The truly sad thing about child abuse, is the adults who know about it and do NOTHING, trust me the kids do not forget that absolutely no one stood up for them!

-- Melissa (me@home.net), November 09, 2001.


because the average person in an instance such as quoted by Mitch would NOT have any idea of what has happened, is exactly why it should be reported. Professionals would speak with the family and the children..perhaps mom is overwhelmed, perhaps the kids are out of contol, perhaps the child is a little brat who just kicked her mom, ran out of the store and into the street..my point was and still IS that it doesn't matter..if any adult, witnessing an incident where they have a question of abuse does not follow up on it, then for the child who is being abused, there is no hope. My father was the worst child abuser for years and years..on so many occasions, I cannot count, in public, both my brother and I were physically assaulted by him..all those "nice" folks did 100% of nothing...because they did not want to undermine my father's authority. That is how things were in the 50s here.A single telephone call to the authorities would have taken off years and years of abuse from us and hopefully, given my father the help he obviously needed. Pulling a small child by the hair is not "normal "behavior...either mom is stressed and needs help or the child needs help.....parents do not have the authority to be out of control.

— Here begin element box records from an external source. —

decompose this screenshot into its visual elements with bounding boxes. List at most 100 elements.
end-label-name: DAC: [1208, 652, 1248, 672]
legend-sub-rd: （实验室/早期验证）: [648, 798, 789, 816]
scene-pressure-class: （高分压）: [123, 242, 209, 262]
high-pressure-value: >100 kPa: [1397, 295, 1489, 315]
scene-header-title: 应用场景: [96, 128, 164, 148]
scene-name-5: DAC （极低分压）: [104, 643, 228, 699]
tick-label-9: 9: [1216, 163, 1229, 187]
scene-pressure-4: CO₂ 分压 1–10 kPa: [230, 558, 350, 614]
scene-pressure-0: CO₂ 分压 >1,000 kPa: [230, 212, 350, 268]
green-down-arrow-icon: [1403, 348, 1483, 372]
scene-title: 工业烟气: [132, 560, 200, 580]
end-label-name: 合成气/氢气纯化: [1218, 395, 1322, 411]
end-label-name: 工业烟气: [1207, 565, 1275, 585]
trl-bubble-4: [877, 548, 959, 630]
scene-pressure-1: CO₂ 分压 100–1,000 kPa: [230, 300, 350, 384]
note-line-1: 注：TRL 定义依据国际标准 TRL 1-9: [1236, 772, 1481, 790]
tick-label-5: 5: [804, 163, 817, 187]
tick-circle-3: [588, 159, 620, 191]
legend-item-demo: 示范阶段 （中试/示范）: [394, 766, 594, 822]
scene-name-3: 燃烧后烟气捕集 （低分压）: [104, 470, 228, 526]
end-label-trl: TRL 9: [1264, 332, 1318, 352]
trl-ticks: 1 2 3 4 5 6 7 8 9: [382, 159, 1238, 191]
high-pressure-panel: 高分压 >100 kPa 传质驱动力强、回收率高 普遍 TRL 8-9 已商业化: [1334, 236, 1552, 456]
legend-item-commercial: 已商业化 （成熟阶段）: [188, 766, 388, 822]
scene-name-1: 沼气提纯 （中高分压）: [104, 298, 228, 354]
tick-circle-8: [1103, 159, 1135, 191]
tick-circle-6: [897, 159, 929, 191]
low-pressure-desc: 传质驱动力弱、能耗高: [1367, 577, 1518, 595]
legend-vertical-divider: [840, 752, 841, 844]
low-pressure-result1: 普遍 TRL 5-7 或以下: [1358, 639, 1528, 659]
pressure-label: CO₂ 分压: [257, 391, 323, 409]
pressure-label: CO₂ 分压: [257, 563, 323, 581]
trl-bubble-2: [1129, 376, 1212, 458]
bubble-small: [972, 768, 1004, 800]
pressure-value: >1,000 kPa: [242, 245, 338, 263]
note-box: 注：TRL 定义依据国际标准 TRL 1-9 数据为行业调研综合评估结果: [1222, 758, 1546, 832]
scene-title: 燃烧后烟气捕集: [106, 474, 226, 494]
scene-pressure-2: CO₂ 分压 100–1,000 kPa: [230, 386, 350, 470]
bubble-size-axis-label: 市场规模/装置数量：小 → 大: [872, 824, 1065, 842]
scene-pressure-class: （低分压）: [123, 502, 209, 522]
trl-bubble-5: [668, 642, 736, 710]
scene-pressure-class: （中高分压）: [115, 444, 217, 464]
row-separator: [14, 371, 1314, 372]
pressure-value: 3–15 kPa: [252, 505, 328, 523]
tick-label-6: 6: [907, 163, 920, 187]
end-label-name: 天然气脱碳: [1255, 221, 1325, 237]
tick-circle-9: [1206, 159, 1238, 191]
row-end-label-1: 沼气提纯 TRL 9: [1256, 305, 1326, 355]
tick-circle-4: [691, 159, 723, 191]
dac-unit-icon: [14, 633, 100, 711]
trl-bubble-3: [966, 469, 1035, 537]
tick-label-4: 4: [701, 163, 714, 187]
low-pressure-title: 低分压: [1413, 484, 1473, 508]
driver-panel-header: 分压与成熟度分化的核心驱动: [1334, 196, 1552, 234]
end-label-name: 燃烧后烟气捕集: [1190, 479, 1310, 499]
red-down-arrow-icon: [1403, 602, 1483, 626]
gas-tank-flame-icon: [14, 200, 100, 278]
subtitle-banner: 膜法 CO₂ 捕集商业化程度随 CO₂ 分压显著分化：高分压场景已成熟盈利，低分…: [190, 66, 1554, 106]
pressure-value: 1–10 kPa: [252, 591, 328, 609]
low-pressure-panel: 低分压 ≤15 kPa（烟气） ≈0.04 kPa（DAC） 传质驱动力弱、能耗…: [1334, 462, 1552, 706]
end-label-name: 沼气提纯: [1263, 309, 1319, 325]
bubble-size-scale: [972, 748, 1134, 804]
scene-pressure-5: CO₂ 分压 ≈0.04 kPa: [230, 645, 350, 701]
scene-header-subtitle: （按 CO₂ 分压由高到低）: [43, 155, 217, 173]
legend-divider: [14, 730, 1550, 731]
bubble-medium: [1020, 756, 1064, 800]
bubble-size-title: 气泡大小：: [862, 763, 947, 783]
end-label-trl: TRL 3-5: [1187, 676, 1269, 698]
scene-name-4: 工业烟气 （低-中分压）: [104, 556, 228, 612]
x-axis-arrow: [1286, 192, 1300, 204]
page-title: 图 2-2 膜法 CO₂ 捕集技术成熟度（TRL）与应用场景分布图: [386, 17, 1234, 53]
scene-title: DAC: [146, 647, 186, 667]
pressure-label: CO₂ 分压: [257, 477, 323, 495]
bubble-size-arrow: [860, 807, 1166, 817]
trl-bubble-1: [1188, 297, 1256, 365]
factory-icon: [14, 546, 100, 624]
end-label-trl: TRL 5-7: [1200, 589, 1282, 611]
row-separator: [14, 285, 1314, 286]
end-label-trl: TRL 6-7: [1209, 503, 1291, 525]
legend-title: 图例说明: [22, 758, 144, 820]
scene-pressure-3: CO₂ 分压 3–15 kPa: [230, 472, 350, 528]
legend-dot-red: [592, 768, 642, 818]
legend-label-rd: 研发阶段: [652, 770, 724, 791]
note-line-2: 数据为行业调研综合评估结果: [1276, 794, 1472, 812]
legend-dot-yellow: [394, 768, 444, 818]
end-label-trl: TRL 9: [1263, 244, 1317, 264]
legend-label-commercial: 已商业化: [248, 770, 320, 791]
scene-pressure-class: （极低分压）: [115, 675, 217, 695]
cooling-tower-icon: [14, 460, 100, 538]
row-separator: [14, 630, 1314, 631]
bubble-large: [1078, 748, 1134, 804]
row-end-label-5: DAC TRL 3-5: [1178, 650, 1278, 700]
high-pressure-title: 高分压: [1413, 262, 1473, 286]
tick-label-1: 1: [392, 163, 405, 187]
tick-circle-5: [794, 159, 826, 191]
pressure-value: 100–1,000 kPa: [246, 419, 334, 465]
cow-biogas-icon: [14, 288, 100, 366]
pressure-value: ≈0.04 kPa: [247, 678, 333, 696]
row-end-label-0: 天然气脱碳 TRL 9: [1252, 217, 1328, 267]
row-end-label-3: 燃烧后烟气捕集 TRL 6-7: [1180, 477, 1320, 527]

-- lesley (martchas@bellsouth.net), November 09, 2001.

In an attempt to clairify my original post; the mother had 6 or more 6 to8 inch tatoos, a beerbelly, the sleves of her blouse were torn away, a large motorcycle belt buckle, a general "white trash" appearance. The girl ran as if she had seen a snake with the mother in full running pursute. The girl was already accross the street when the mother caught up to her, this was not a rescue a child from the street action, the street is located in a slow, lazy area with minimum traffic. The childs head was pulled allmost sideways from the mothers grasp.

No, I am not going to file a police report. Yes, I am going to alert the people at her school, they have contact with her on a daily basis and the experience to watch for abuse. I started school in the 50,s; getting slaped in public was thought of as "he diserved it"; what was not seen in public was at age 10, my mother pinning me to the floor and beating me with a glass coke bottle. My mother was from a culture where whoever could cuss the loudest, stomp the hardest, beat the most was in control. None of my relatives had the courage to say anything aganist her, one uncle spoke one time and she chased him out of the house with a butcher knife. She died a few years back, no one attended her funeral, including me.....

-- mitch hearn (moopups@citlink.net), November 10, 2001.



I don't blame you for not going to that funeral; I wish she could have once seen how things were supposed to be, and how much better they are when love is predominant in a home, not force. I thank you for being concerned for society's children and not ignoring what happened because it was "none of your business". More of us could do the same.